During our main Synthetic benchmarks, the Memblaze drive posted an impressive 4k throughput of 717,172 IOPS (while reaching 148,111 IOPS write). Looking at average latency, the Memblzae boasted an impressive 0.36ms read and 1.73ms write, while leading boasting max latency/standard deviation read performance of 6.9ms read and 0.195ms, respectively.

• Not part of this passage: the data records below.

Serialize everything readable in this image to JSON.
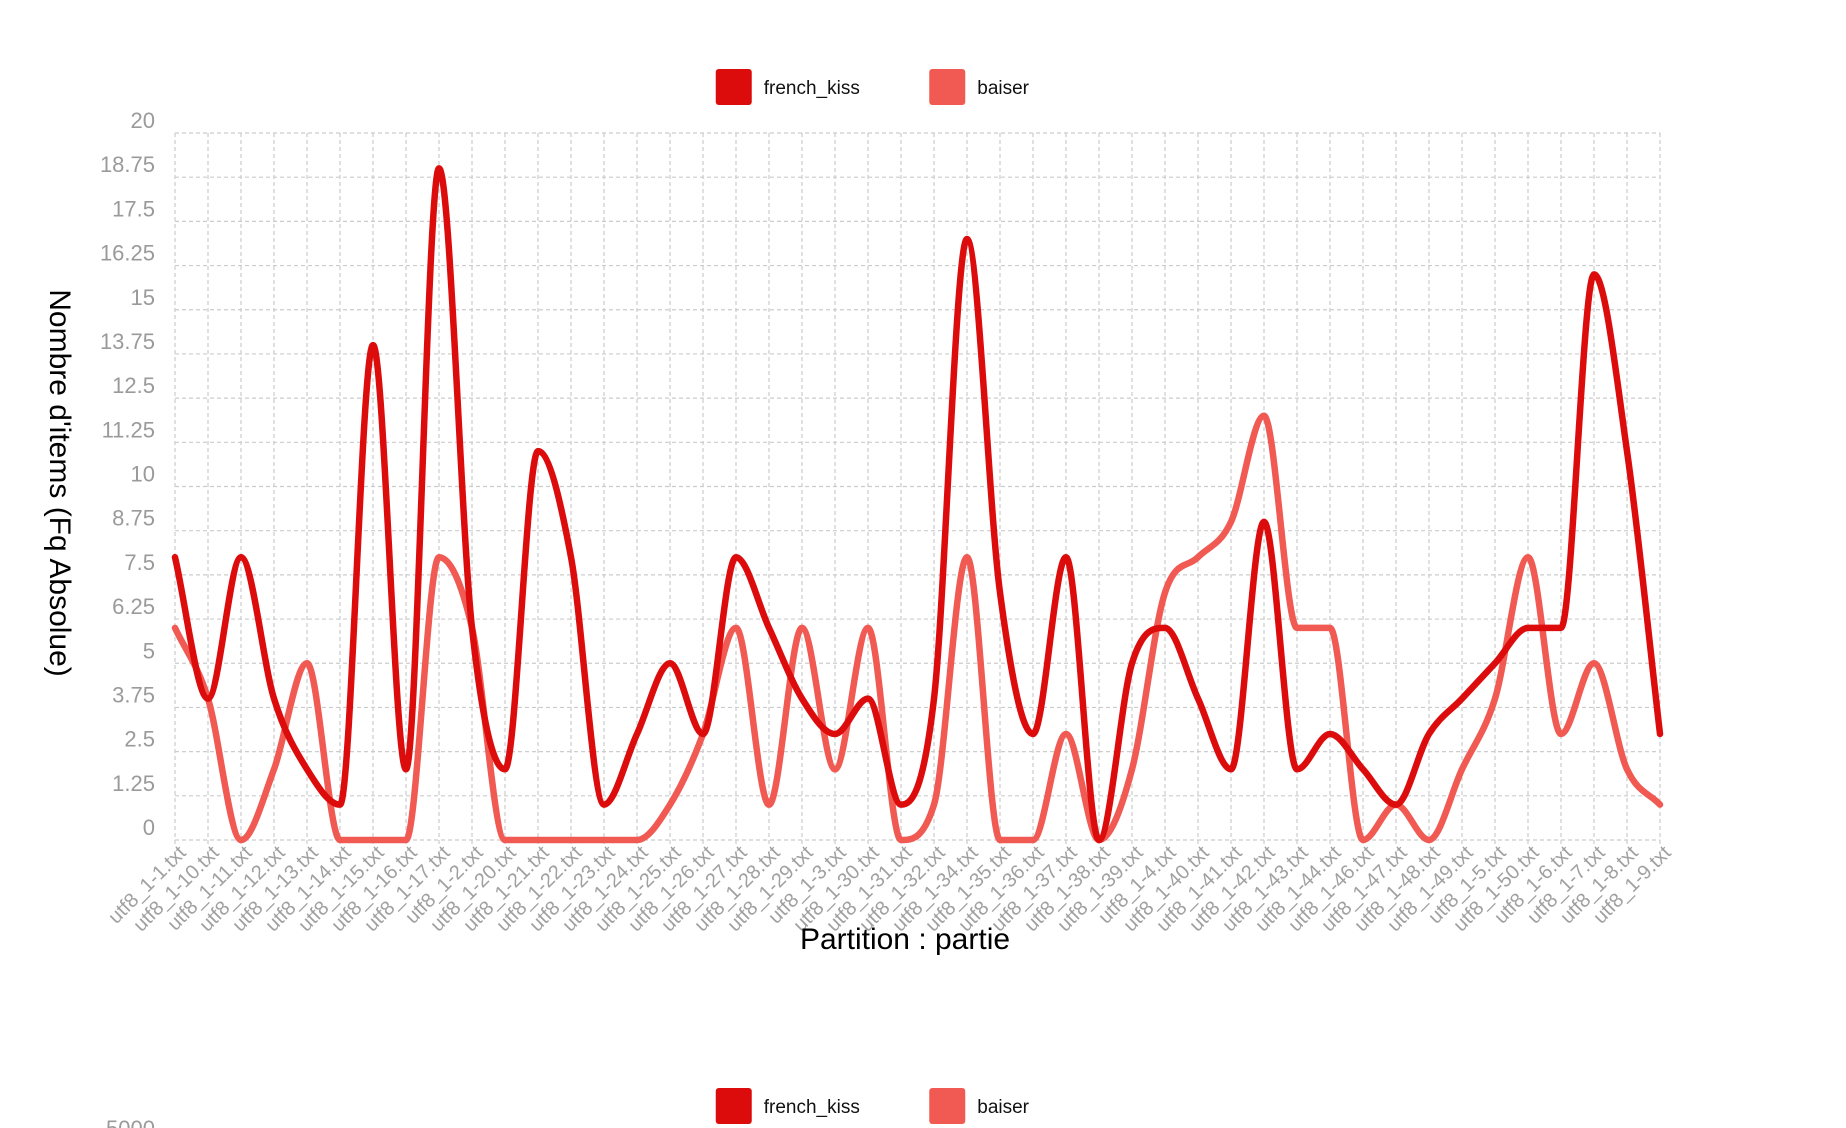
{
  "chart_data": [
    {
      "type": "line",
      "legend": {
        "position": "top"
      },
      "xlabel": "Partition : partie",
      "ylabel": "Nombre d'items (Fq Absolue)",
      "ylim": [
        0,
        20
      ],
      "yticks": [
        "0",
        "1.25",
        "2.5",
        "3.75",
        "5",
        "6.25",
        "7.5",
        "8.75",
        "10",
        "11.25",
        "12.5",
        "13.75",
        "15",
        "16.25",
        "17.5",
        "18.75",
        "20"
      ],
      "grid": true,
      "categories": [
        "utf8_1-1.txt",
        "utf8_1-10.txt",
        "utf8_1-11.txt",
        "utf8_1-12.txt",
        "utf8_1-13.txt",
        "utf8_1-14.txt",
        "utf8_1-15.txt",
        "utf8_1-16.txt",
        "utf8_1-17.txt",
        "utf8_1-2.txt",
        "utf8_1-20.txt",
        "utf8_1-21.txt",
        "utf8_1-22.txt",
        "utf8_1-23.txt",
        "utf8_1-24.txt",
        "utf8_1-25.txt",
        "utf8_1-26.txt",
        "utf8_1-27.txt",
        "utf8_1-28.txt",
        "utf8_1-29.txt",
        "utf8_1-3.txt",
        "utf8_1-30.txt",
        "utf8_1-31.txt",
        "utf8_1-32.txt",
        "utf8_1-34.txt",
        "utf8_1-35.txt",
        "utf8_1-36.txt",
        "utf8_1-37.txt",
        "utf8_1-38.txt",
        "utf8_1-39.txt",
        "utf8_1-4.txt",
        "utf8_1-40.txt",
        "utf8_1-41.txt",
        "utf8_1-42.txt",
        "utf8_1-43.txt",
        "utf8_1-44.txt",
        "utf8_1-46.txt",
        "utf8_1-47.txt",
        "utf8_1-48.txt",
        "utf8_1-49.txt",
        "utf8_1-5.txt",
        "utf8_1-50.txt",
        "utf8_1-6.txt",
        "utf8_1-7.txt",
        "utf8_1-8.txt",
        "utf8_1-9.txt"
      ],
      "series": [
        {
          "name": "french_kiss",
          "color": "#dd0c0c",
          "values": [
            8,
            4,
            8,
            4,
            2,
            1,
            14,
            2,
            19,
            6,
            2,
            11,
            8,
            1,
            3,
            5,
            3,
            8,
            6,
            4,
            3,
            4,
            1,
            4,
            17,
            7,
            3,
            8,
            0,
            5,
            6,
            4,
            2,
            9,
            2,
            3,
            2,
            1,
            3,
            4,
            5,
            6,
            6,
            16,
            11,
            3
          ]
        },
        {
          "name": "baiser",
          "color": "#f05a52",
          "values": [
            6,
            4,
            0,
            2,
            5,
            0,
            0,
            0,
            8,
            6,
            0,
            0,
            0,
            0,
            0,
            1,
            3,
            6,
            1,
            6,
            2,
            6,
            0,
            1,
            8,
            0,
            0,
            3,
            0,
            2,
            7,
            8,
            9,
            12,
            6,
            6,
            0,
            1,
            0,
            2,
            4,
            8,
            3,
            5,
            2,
            1
          ]
        }
      ]
    },
    {
      "type": "line",
      "legend": {
        "position": "top"
      },
      "series": [
        {
          "name": "french_kiss",
          "color": "#dd0c0c"
        },
        {
          "name": "baiser",
          "color": "#f05a52"
        }
      ],
      "yticks": [
        "5000"
      ]
    }
  ]
}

Performance remained very good during our 8k 70/30 workloads, as it boasted peak throughput with that surpassed 166,250 IOPS as well as the best average latency of the tested drives; however, it performed poorly in max latency readings.
- Impressive performance during our main synthetic workloads
- Ranks high in application performance
- Slightly slower SQL server performance
The Memblaze PBlaze4 NVMe SSD offers terrific performance in a 2.5” form factor that would be ideal for hyperscale data centers.